Use pure Swift to easily and securely communicate with XPC services and XPC Mach services. A client-server model enables you to use your own Codable conforming types to send requests to routes you define and receive responses.

SecureXPC uses Swift concurrency on macOS 10.15 and later allowing clients to make non-blocking asynchronous requests to servers. A closure-based API is also available providing compatibility back to OS X 10.10.

This framework is ideal for communicating with helper tools installed via SMJobBless. It's built with security in mind, minimizing the opportunities for exploits. Server-side security checks are performed against the actual calling process instead of relying on PIDs which are known to be insecure.

The envisioned pattern when using this framework is to define routes in a shared file, create a server in one program (such as a helper tool) and register these routes, then from another program (such as an app) create a client and send requests to these routes.

In a file shared by the client and server define one or more routes:

let route = XPCRoute.named("bedazzle")
                    .withMessageType(String.self)
                    .withReplyType(Bool.self)

In one program retrieve a server, register those routes, and then start the server:

    ...
    let server = <# server retrieval here #>
    server.registerRoute(route, handler: bedazzle)
    server.startAndBlock()
}

private func bedazzle(message: String) throws -> Bool {
     <# implementation here #>
}

On macOS 10.15 and later async functions and closures can also be registered as the handler for a route.

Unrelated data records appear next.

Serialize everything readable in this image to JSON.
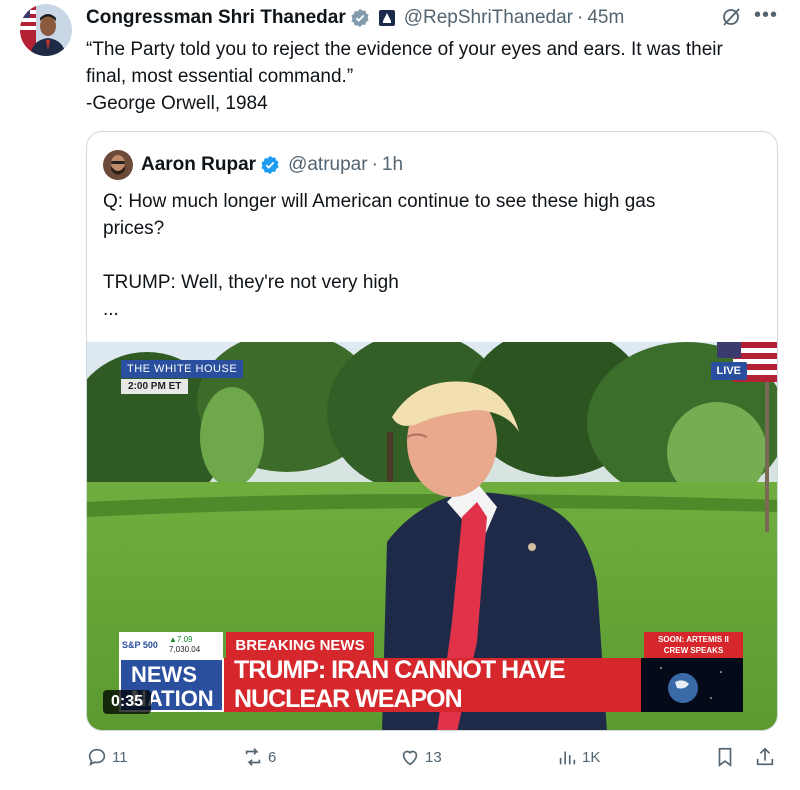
{
  "tweet": {
    "author_name": "Congressman Shri Thanedar",
    "handle": "@RepShriThanedar",
    "separator": "·",
    "time": "45m",
    "text_lines": [
      "“The Party told you to reject the evidence of your eyes and ears. It was their",
      "final, most essential command.”",
      "-George Orwell, 1984"
    ]
  },
  "quote": {
    "author_name": "Aaron Rupar",
    "handle": "@atrupar",
    "separator": "·",
    "time": "1h",
    "text_lines": [
      "Q: How much longer will American continue to see these high gas",
      "prices?",
      "",
      "TRUMP: Well, they're not very high",
      "..."
    ],
    "video": {
      "location_label": "THE WHITE HOUSE",
      "time_label": "2:00 PM ET",
      "live_label": "LIVE",
      "ticker_name": "S&P 500",
      "ticker_change": "▲7.09",
      "ticker_value": "7,030.04",
      "breaking_label": "BREAKING NEWS",
      "soon_label_1": "SOON: ARTEMIS II",
      "soon_label_2": "CREW SPEAKS",
      "news_line_1": "NEWS",
      "news_line_2": "NATION",
      "headline": "TRUMP: IRAN CANNOT HAVE NUCLEAR WEAPON",
      "duration": "0:35"
    }
  },
  "actions": {
    "replies": "11",
    "reposts": "6",
    "likes": "13",
    "views": "1K"
  },
  "colors": {
    "verified_blue": "#1d9bf0",
    "muted_text": "#536471",
    "news_red": "#d6282c",
    "news_blue": "#2a4f9e"
  },
  "icons": [
    "verified-badge-icon",
    "government-badge-icon",
    "grok-icon",
    "more-icon",
    "reply-icon",
    "repost-icon",
    "like-icon",
    "views-icon",
    "bookmark-icon",
    "share-icon"
  ]
}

There are multiple types of servers which can be retrieved:

• XPCServer.forThisXPCService()
  • For an XPC service, which is a private helper tool available only to the main application that contains it
• XPCServer.forThisBlessedHelperTool()
  • For a helper tool installed via SMJobBless
  • To see a sample app for this use case, check out SwiftAuthorizationSample
• XPCServer.forThisMachService(named:clientRequirements:)
  • For Launch Daemons and Agents as well as more advanced SMJobBless helper tool configurations
• XPCServer.makeAnonymous()
  • Typically used for testing purposes
• XPCServer.makeAnonymous(clientRequirements:)
  • Enables applications not managed by launchd to communicate with each other, see documentation for more details

In another program retrieve a client, then send a request to a registered route:

let client = <# client retrieval here #>
let reply = try await client.sendMessage("Get Schwifty", to: route)

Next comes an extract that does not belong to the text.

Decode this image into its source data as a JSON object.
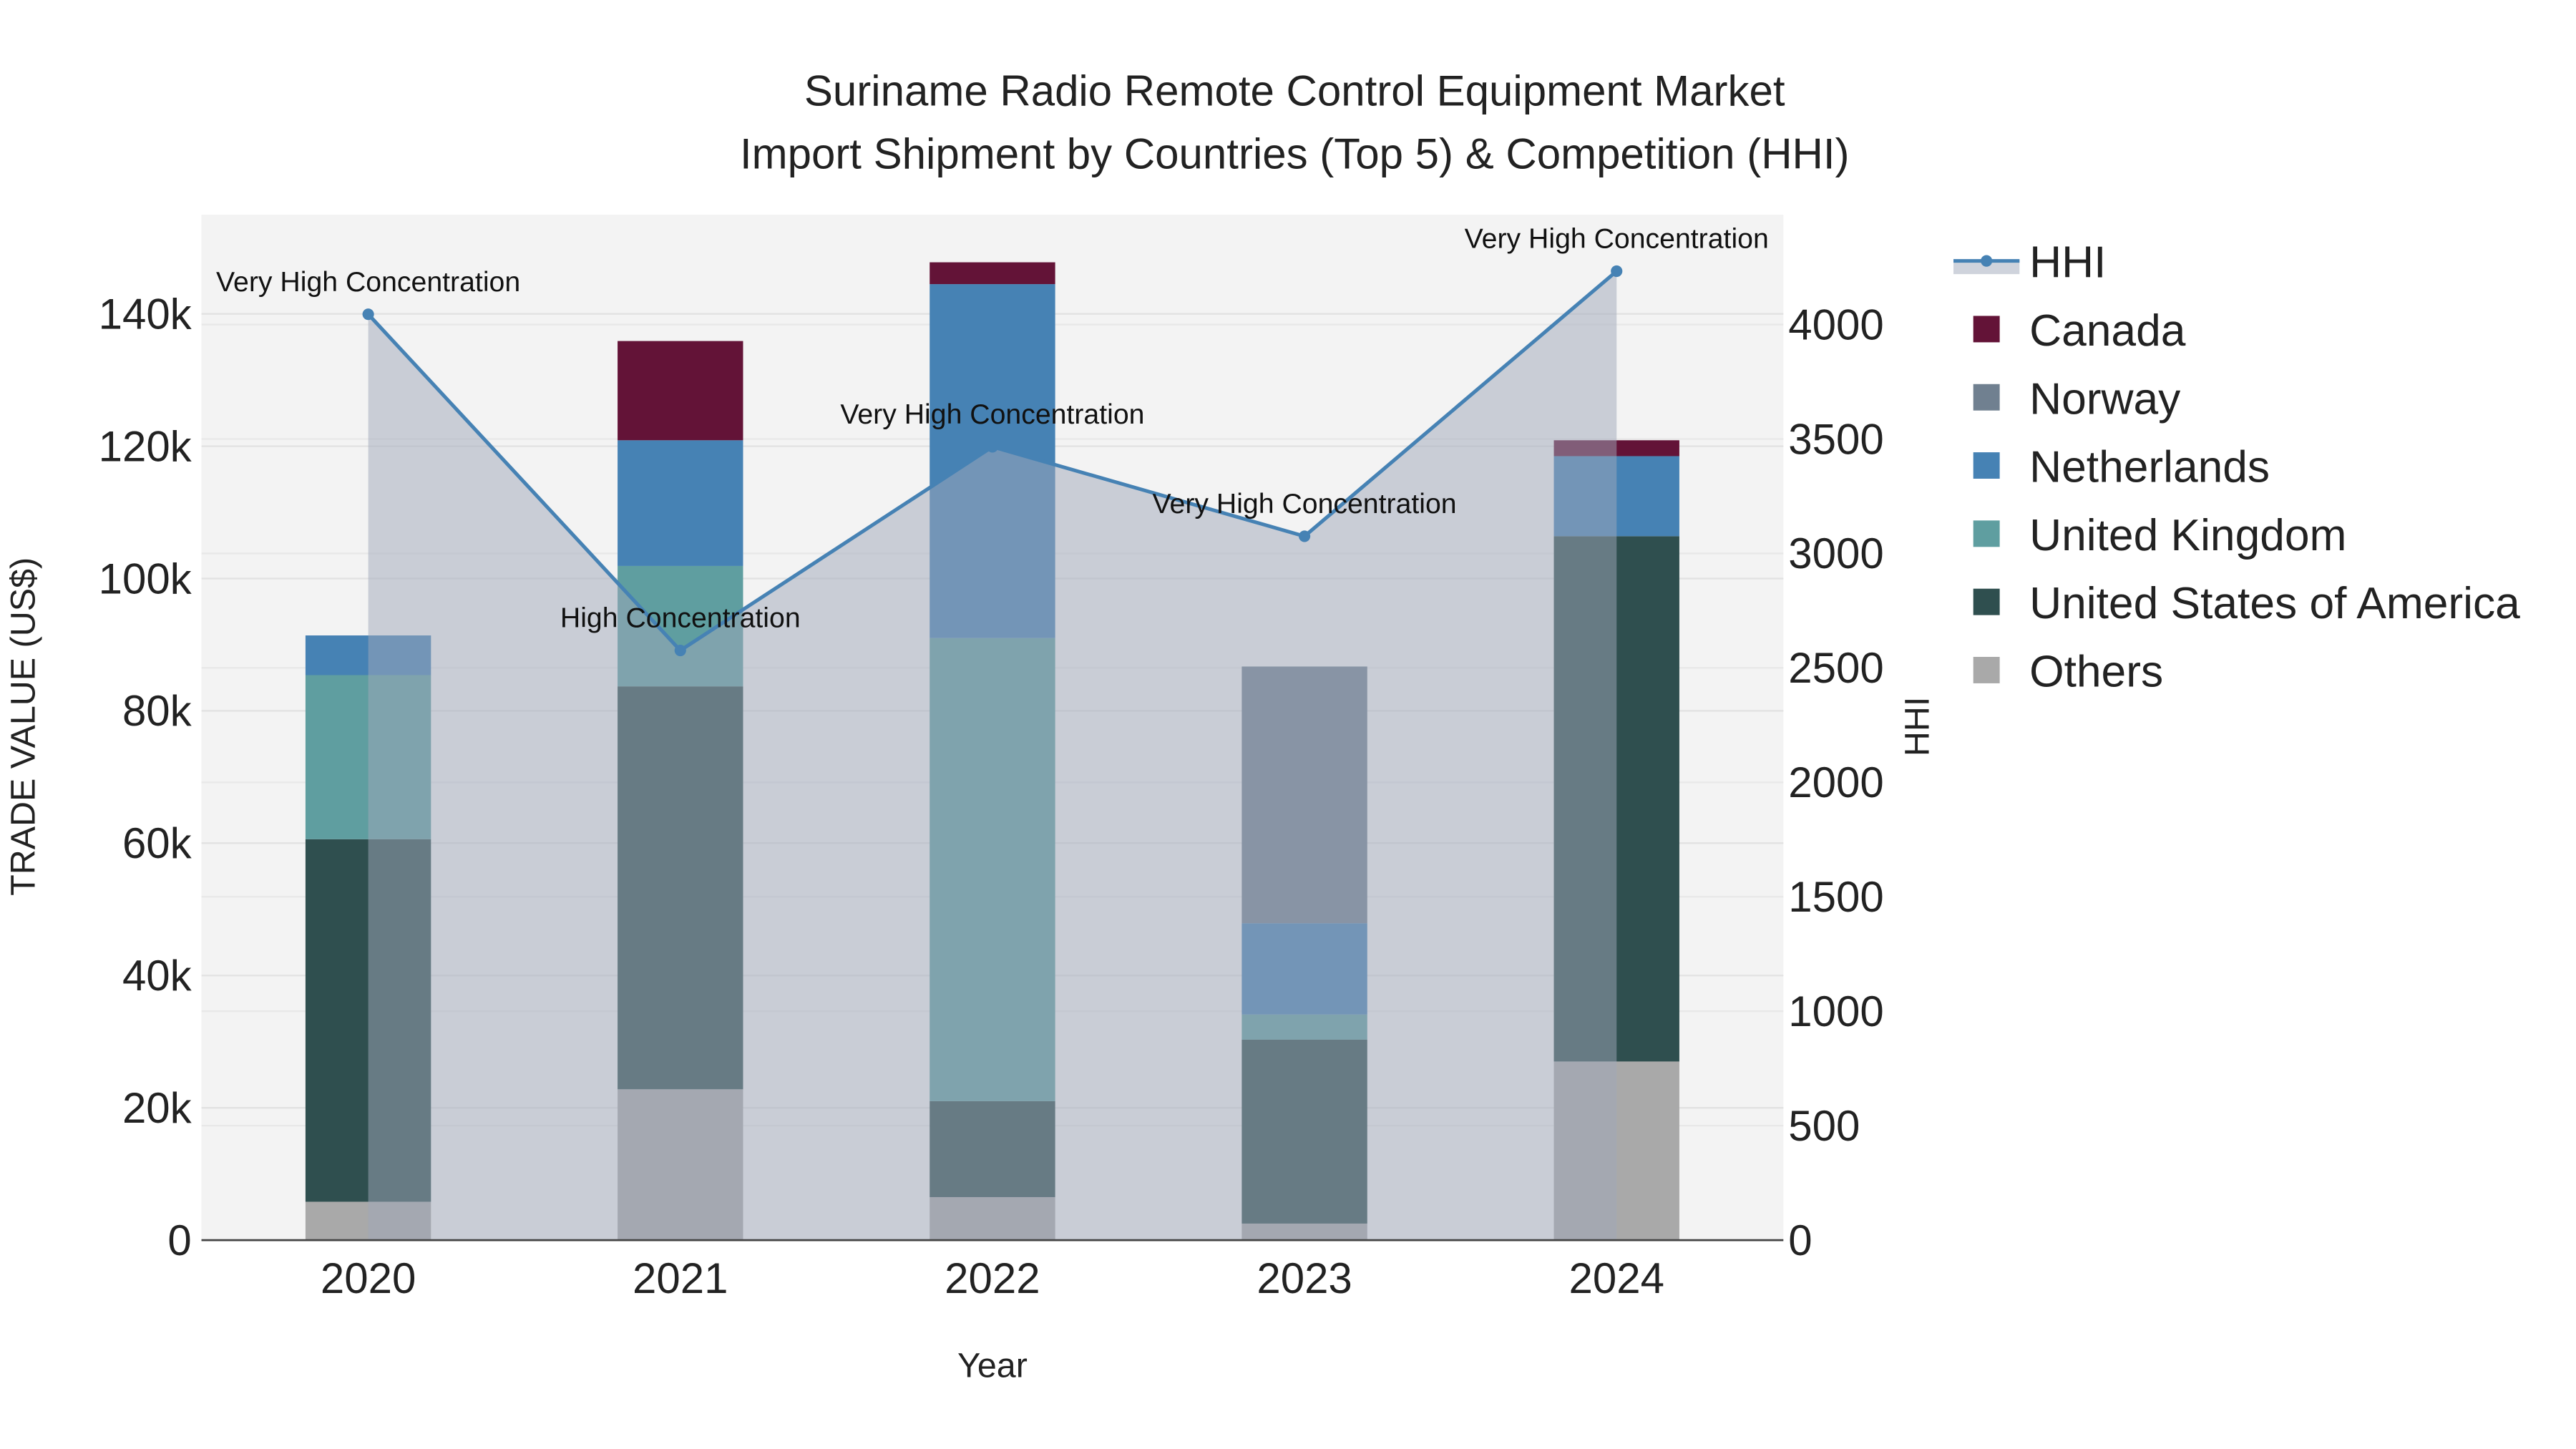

Closure-based variants are available for macOS 10.14 and earlier:

let client = <# client retrieval here #>
client.sendMessage("Get Schwifty", to: route, withResponse: { result in
    switch result {
        case .success(let reply):
            <# use the reply #>
        case .failure(let error):
            <# handle the error #>
    }
})

There are multiple types of clients which can be retrieved:

• XPCClient.forXPCService(named:)
  • For communicating with an XPC service
  • This corresponds to servers created with XPCServer.forThisXPCService()
• XPCClient.forMachService(named:)
  • For communicating with an XPC Mach service
  • This corresponds to servers created with XPCServer.forThisBlessedHelperTool() or XPCServer.forThisMachService(named:clientRequirements:)
• XPCClient.forEndpoint(_:)
  • This is the only way to communicate with an anonymous server
  • This corresponds to servers created with XPCServer.makeAnonymous() or XPCServer.makeAnonymous(clientRequirements:)
  • It can also be used with an XPC Mach service

SecureXPC uses types conforming to Swift's Codable protocol to serialize data across the XPC connection. Due to the nature of how Codable is defined, it is not possible for the same instance to be referenced from multiple other deserialized instances. This is in contrast to how NSSecureCoding behaves, which is used by NSXPCConnection for serialization.

While there are considerable similarities between these two serialization protocols, there is a significant difference in how deserialization occurs. A Codable conforming type is always decoded via its initializer with no possibility of substitution. In contrast, an NSSecureCoding conforming type may use awakeAfter(using:) to substitute in an already initialized instance.

While Codable can be implemented by any type, in practice value types such as struct and enum are the most natural fit. The aforementioned deserialization behavior is by definition not applicable to value types.